La condena ratificada por la Corte Suprema de Justicia de la Nación contra Cristina Fernández de Kirchner es un acontecimiento histórico, que conmueve a gran parte de la ciudadanía, especialmente a los que ven en ella a una líder progresista y con sensibilidad social.
El fallo, en el que coincidieron 18 magistrados en distintas instancias judiciales, es inapelable y no deja ningún margen de sospecha en cuanto a una intencionalidad política. Justamente, son los recursos que presentan los acusados para tratar de demostrar su inocencia los que demoran los procesos.
La expresidenta fue condenada e inhabilitada junto a otros ocho exfuncionarios y colaboradores por el direccionamiento de las licitaciones de obras en la Patagonia a favor de la empresa administrada por Lázaro Báez, obras que no fueron realizadas, porque el dinero se desvió hacia otros destinos.
Frente a la multiplicidad de opiniones y reacciones, muchas de ellas destempladas, parece conveniente moderar los ánimos. La Justicia funcionó y aplicó la ley. Es una garantía para todos que la institución actúe como en este caso.

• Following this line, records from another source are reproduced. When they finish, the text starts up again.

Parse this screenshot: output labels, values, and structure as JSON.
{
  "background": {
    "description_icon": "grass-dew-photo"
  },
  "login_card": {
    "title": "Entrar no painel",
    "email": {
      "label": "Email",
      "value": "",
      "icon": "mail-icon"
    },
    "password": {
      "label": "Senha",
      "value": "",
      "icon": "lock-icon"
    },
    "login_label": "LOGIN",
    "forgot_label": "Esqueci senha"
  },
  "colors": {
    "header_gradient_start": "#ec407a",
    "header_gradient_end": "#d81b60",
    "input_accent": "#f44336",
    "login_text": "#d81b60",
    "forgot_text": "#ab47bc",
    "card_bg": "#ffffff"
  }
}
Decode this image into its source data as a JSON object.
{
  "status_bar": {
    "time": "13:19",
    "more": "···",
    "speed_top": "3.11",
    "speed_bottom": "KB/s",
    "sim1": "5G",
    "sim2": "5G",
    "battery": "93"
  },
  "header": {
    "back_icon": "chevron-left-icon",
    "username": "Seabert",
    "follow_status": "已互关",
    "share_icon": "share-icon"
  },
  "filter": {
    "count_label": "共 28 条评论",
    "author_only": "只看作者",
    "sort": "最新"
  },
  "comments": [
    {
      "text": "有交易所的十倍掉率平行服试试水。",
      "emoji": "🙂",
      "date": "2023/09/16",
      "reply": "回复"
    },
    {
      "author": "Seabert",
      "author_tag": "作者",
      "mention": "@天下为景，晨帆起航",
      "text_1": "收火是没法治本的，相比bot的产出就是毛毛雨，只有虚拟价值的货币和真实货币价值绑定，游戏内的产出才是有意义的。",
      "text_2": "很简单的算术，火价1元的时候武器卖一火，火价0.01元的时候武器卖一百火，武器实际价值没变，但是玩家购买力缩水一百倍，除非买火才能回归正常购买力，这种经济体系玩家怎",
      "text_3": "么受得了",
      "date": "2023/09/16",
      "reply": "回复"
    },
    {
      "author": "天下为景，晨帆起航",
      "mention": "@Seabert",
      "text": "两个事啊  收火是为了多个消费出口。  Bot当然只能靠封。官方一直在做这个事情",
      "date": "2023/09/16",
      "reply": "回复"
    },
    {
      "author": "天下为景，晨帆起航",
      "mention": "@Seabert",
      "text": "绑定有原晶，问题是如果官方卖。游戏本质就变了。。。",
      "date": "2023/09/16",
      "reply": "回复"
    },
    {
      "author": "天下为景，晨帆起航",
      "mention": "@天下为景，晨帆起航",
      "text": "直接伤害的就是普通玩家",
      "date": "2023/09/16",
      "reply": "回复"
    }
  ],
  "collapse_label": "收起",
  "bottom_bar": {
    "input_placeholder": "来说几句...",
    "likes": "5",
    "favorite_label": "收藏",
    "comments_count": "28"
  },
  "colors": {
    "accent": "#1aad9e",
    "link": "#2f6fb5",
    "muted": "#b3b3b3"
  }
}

Esta condena no es comparable con ninguna proscripción como las que sufrieron muchos expresidentes durante las dictaduras del siglo XX. O como las que ocurren hoy en Cuba y Venezuela, cuyos presidentes se solidarizaron con Cristina Kirchner.
La Argentina es un país que trata, con enormes dificultades, de reconstruir su democracia. La independencia de los poderes del Estado, una condición esencial que diferencia al sistema de las autocracias electorales y las dictaduras, parece difícil de asimilar para muchos dirigentes de diversas ideologías y tendencias.
Por cierto, desde 1983 la Justicia, con todo su déficit, ha sido, de los tres poderes, el más eficiente. No solo por juicios históricos como las condenas a las Juntas Militares de la dictadura, o al expresidente Carlos Menem en los ’90, sino porque el sistema también es el más dinámico para destituir, a través del Consejo de la Magistratura, a sus miembros corruptos.
Ni la expresidenta ni ninguno de los acusados ha podido desmentir los ilícitos; en cambio, toda la reacción estuvo dirigida a cuestionar al sistema mismo de Justicia y a la capacidad y honestidad de los magistrados intervinientes.
Durante los cuatro años en los que Cristina Kirchner fue vicepresidenta, Alberto Fernández no ocultaba su intención de presionar desde la presidencia a los jueces de todas las etapas del juicio, anunciaba una reforma de la Justicia encabezada por el abogado defensor de Cristina y alentaba un juicio político contra la Corte. Todo fracasó ante la evidencia.
La corrupción existe y está instalada en todos los estamentos de la administración pública. No es exclusiva de la Argentina ni es la única causa de nuestro retroceso como Nación.
El uso de los privilegios del poder es histórico. En nuestra democracia, la retórica altruista y progresista ha servido de manto para encubrir enriquecimientos ilícitos y prebendas inaceptables. Incluso, los presupuestos destinados a la asistencia social se convirtieron en una herramienta de financiamiento político.
Por otra parte, el narcotráfico, cuyos tentáculos se extienden en la política e involucran a empresarios, funcionarios, magistrados y profesionales, es una fuente de corrupción que solo podrá controlarse con una Justicia impermeable a la influencia del poder.
Es necesario deponer las narrativas mesiánicas. Ningún relato es garantía de honestidad. Todo lo que queda por delante nos obliga, como pueblo, a dejar de lado grietas y mistificaciones. La corrupción está instalada, pero la recuperación de la educación, del trabajo formal y de la calidad de vida, que han retrocedido en este primer cuarto de siglo, requieren mayor responsabilidad republicana, vocación democrática y una cultura de la transparencia.